The Green Report | Frontend Load Testing Against the Thundering Herd Effect

Frontend Load Testing Against the Thundering Herd Effect

Sep 21st 2025 10 min read

medium

load

performance

api

I recently came across the details of Cloudflare's September outage and couldn't help but think about how automated testing might have caught the issue before it reached production. There are several approaches that could help, including frontend performance monitoring, load testing the dashboard, and validating API call patterns. In this post, however, we'll focus on the first one: frontend performance monitoring.

Introduction: The Thundering Herd in Frontend Applications

In September, Cloudflare experienced a major outage that took down its dashboard and impacted several APIs. The root cause was a seemingly small frontend bug: a React useEffect hook that repeatedly triggered calls to the Tenant Service API. Instead of fetching data once, the dashboard ended up spamming the backend with requests, overloading a critical service and causing a chain reaction of failures.

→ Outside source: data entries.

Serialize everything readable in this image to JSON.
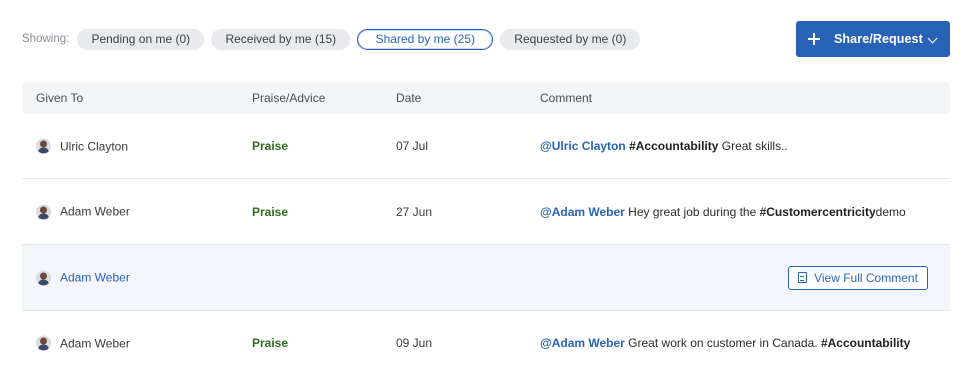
{
  "filters": {
    "showing_label": "Showing:",
    "pills": [
      {
        "label": "Pending on me (0)",
        "active": false
      },
      {
        "label": "Received by me (15)",
        "active": false
      },
      {
        "label": "Shared by me (25)",
        "active": true
      },
      {
        "label": "Requested by me (0)",
        "active": false
      }
    ]
  },
  "share_button": {
    "label": "Share/Request",
    "icon": "plus-icon",
    "dropdown_icon": "chevron-down-icon"
  },
  "colors": {
    "accent": "#2762b7",
    "praise": "#2e6b1f",
    "header_bg": "#f4f5f7",
    "highlight_row": "#f3f7fc"
  },
  "table": {
    "columns": [
      "Given To",
      "Praise/Advice",
      "Date",
      "Comment"
    ],
    "rows": [
      {
        "given_to": "Ulric Clayton",
        "type": "Praise",
        "date": "07 Jul",
        "comment": {
          "mention": "@Ulric Clayton",
          "tag": "#Accountability",
          "text": " Great skills.."
        }
      },
      {
        "given_to": "Adam Weber",
        "type": "Praise",
        "date": "27 Jun",
        "comment": {
          "mention": "@Adam Weber",
          "text": " Hey great job during the ",
          "tag": "#Customercentricity",
          "text_after": "demo"
        }
      },
      {
        "given_to": "Adam Weber",
        "type": "",
        "date": "",
        "view_full_comment": "View Full Comment"
      },
      {
        "given_to": "Adam Weber",
        "type": "Praise",
        "date": "09 Jun",
        "comment": {
          "mention": "@Adam Weber",
          "text": " Great work on customer in Canada. ",
          "tag": "#Accountability"
        }
      }
    ]
  }
}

This type of failure is often referred to as the Thundering Herd effect. In frontend applications, it happens when many users or sessions unintentionally generate excessive, repeated API calls at the same time. The result is a surge of traffic that the backend cannot handle gracefully. While the problem may look like a backend scaling issue, it often starts in the frontend.

Common triggers for this effect include misconfigured React hooks (as in Cloudflare's case), aggressive retry mechanisms, and user actions like frequent page refreshes that re-initiate API requests. Because dashboards and client-facing apps rely heavily on multiple APIs, even a minor frontend bug can quickly escalate into a backend outage.

The goal of this post is to show how frontend load testing can help detect these patterns early, before they ever reach production. By simulating real user sessions and tracking API call behavior, QA teams can spot the warning signs of a Thundering Herd long before customers feel the impact.

Simulating the Bug in a Mock Dashboard

To understand how this kind of issue looks in practice, we built a small mock dashboard to reproduce the Cloudflare bug. The demo is a simple HTML page (index.html) that simulates a React component with a problematic useEffect dependency. Instead of running once, the hook gets triggered repeatedly because it depends on an object that is recreated on every render:

                
async useEffect_Organizations() {
  // BUG: object recreated on every render, so effect runs repeatedly
  const problematicDependency = {
    timestamp: Date.now(),
    randomValue: Math.random()
  };

  this.rerenderCount++;
  console.log(`useEffect re-run #${this.rerenderCount} - fetching organizations...`);

  await this.fetchOrganizations();

  // Trigger more state changes, leading to more re-renders
  if (this.rerenderCount < 15) {
    setTimeout(() => {
      this.setState({ loading: !this.state.loading });
    }, 100);
  }
}

Each re-render makes the dashboard call the /api/organizations endpoint again, multiplying requests far beyond what a normal session should generate.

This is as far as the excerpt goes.